Tuesday, March 24, 2009

Inching Toward the Exits

When Frank Rich of the New York Times is casting nervous glances toward the lifeboat you know the USS Obama is in serious trouble. Rich thinks that Obama may well be having his "Katrina Moment," the moment when Bush's alleged dithering started his approval ratings on a long downward trajectory.

Rich is terrified that the same thing might be happening to Obama because of the mess at AIG and CitiGroup:

Six weeks ago I wrote in this space that the country's surge of populist rage could devour the president's best-laid plans, including the essential Act II of the bank rescue, if he didn't get in front of it. The occasion then was the Tom Daschle firestorm. The White House seemed utterly blindsided by the public's revulsion at the moneyed insiders' culture illuminated by Daschle's post-Senate career.
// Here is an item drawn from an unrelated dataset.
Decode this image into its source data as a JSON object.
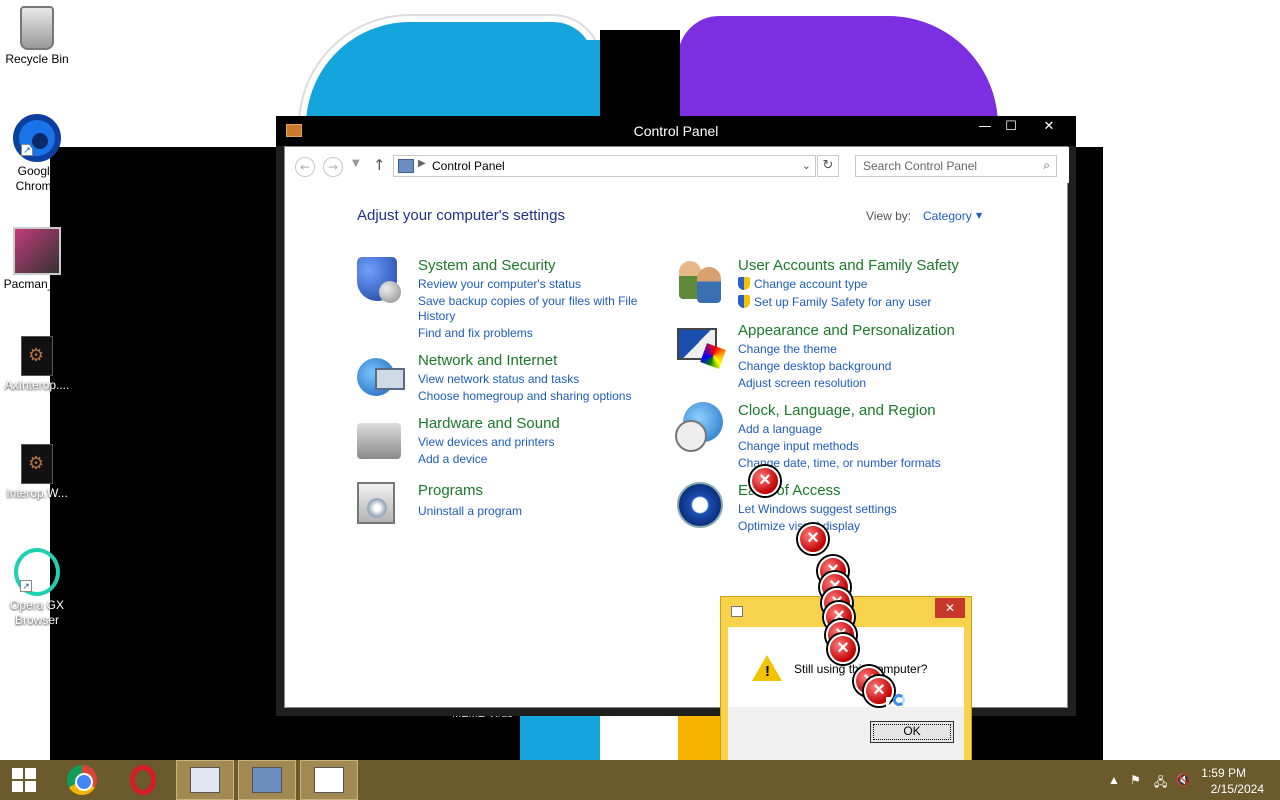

Yet last week's events suggest that the administration learned nothing from that brush with disaster.

The rest of his column is a plea for the administration to get its act together - which it clearly hasn't - because if they don't not only will we suffer the economic consequences but, worse than that, we'll find ourselves delivered into the hands of the evil Republicans:

As the nation's anger rose last week, the president took responsibility for what's happening on his watch - more than he needed to, given the disaster he inherited. But in the credit mess, action must match words. To fall short would be to deliver us into the catastrophic hands of a Republican opposition whose only known economic program is to reject job-creating stimulus spending and root for Obama and, by extension, the country to fail. With all due deference to Ponzi schemers from Madoff to A.I.G., this would be the biggest outrage of them all.

This is vintage Rich. He can never resist deliberately misrepresenting the political opposition in order to make rhetorical hay. But never mind. The news in this column is that even Obama's most steadfast supporters are, barely two months into the administration, inching toward the exits. That is not a good sign.